Not only is it regulated and tested, the question of liability is easy to answer: Product Liability is regulated by countless national and international laws.

But in the case of Ethereum Smart Contracts, who is liable in the real world?


That's why you need to get a good education and accessible education on the subject...



It's possible to write provably correct code, though. At least then you reduce the problem to the issue of correctly specifying what the code is supposed to do. Certain classes of contracts might be small enough to do that.

Granted, the requirement for NASA-level code correctness would make smart contracts expensive to develop and put them out of reach of average developers.


> issue of correctly specifying what the code is supposed to do.

also the intent of the programmer, right?


They might still be a good idea, you just have to live with that risk. World is full of risks anyway and you might die tomorrow in a traffic accident. Sometimes risks are worth taking, such as leaving your apartment and risk walking under a car.


Not that I have mathematical proof, but I'd be happy to bet that the chance of buggy code being written is higher than the risks you outlined above :)


Everyone chooses risks that they take, and consider whether there exists enough benefits for the risks. It makes sense to take calculated risks. I'm opposing the viewpoint "there exist risks, therefore it shouldn't not be considered at all".


Come on, people are not saying that "risks exist", they are saying that the risks are very very likely.

It's a near certainty that I won't get hit by a car tomorrow - people do get hit by a cars but most people don't get hit by cars most of the time. There is a risk (a fraction of percent), but it's acceptable.

It's an even larger certainty that code will have bugs. As far as I've seen, all code will have bugs, as experience shows, even security oriented code carefully made and reviewed by experts tends to have bugs, but it is possible (though not as likely) that a small piece of carefully audited code will be bug-free. That's a bit different than the risk of getting hit by a car; it might be more fair to say that you have a "risk" of being bug-free comparable to the "risk" of winning a lottery.


Come on. Quote from original comment: "Until we have near-perfect code writing AIs every new smart contract is just a disaster waiting to happen."

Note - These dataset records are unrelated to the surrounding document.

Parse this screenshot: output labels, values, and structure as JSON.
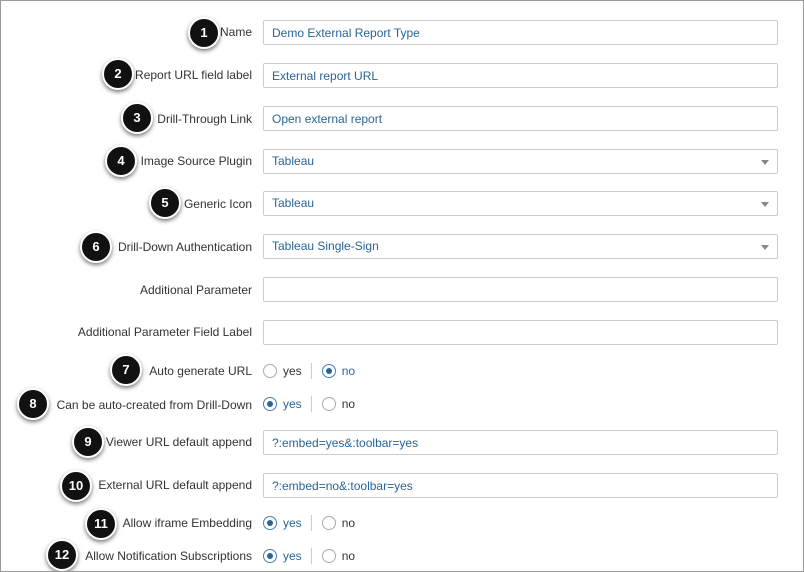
{
  "colors": {
    "accent": "#2a6496",
    "badge": "#111111",
    "border": "#cccccc"
  },
  "fields": [
    {
      "badge": "1",
      "label": "Name",
      "type": "text",
      "value": "Demo External Report Type"
    },
    {
      "badge": "2",
      "label": "Report URL field label",
      "type": "text",
      "value": "External report URL"
    },
    {
      "badge": "3",
      "label": "Drill-Through Link",
      "type": "text",
      "value": "Open external report"
    },
    {
      "badge": "4",
      "label": "Image Source Plugin",
      "type": "select",
      "value": "Tableau",
      "icon": "chevron-down-icon"
    },
    {
      "badge": "5",
      "label": "Generic Icon",
      "type": "select",
      "value": "Tableau",
      "icon": "chevron-down-icon"
    },
    {
      "badge": "6",
      "label": "Drill-Down Authentication",
      "type": "select",
      "value": "Tableau Single-Sign",
      "icon": "chevron-down-icon"
    },
    {
      "label": "Additional Parameter",
      "type": "text",
      "value": ""
    },
    {
      "label": "Additional Parameter Field Label",
      "type": "text",
      "value": ""
    },
    {
      "badge": "7",
      "label": "Auto generate URL",
      "type": "radio",
      "options": [
        "yes",
        "no"
      ],
      "selected": "no"
    },
    {
      "badge": "8",
      "label": "Can be auto-created from Drill-Down",
      "type": "radio",
      "options": [
        "yes",
        "no"
      ],
      "selected": "yes"
    },
    {
      "badge": "9",
      "label": "Viewer URL default append",
      "type": "text",
      "value": "?:embed=yes&:toolbar=yes"
    },
    {
      "badge": "10",
      "label": "External URL default append",
      "type": "text",
      "value": "?:embed=no&:toolbar=yes"
    },
    {
      "badge": "11",
      "label": "Allow iframe Embedding",
      "type": "radio",
      "options": [
        "yes",
        "no"
      ],
      "selected": "yes"
    },
    {
      "badge": "12",
      "label": "Allow Notification Subscriptions",
      "type": "radio",
      "options": [
        "yes",
        "no"
      ],
      "selected": "yes"
    }
  ]
}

If smart contracts are at all useful, they most definitely will be useful before we have near-perfect code writing AI's.


It is possible that with sufficient investment in tools for writing safer code, unoverridable smart contracts will become useful enough to outweigh the risks.

It's also possible (and I feel that this will be the case) that in the end the risks will be too large anyway for large adoption, so we'll collectively decide that for most use cases smart contracts are useful only with a "social" mechanism for overriding them, contrary to the current "code is law" policy of Ethereum.


Give all your money to me, and I'll return it million fold in a year. I know it's risky, but you can die tomorrow in an accident anyways, so why not.

Before you write a comment with "why not", apply that to eth first.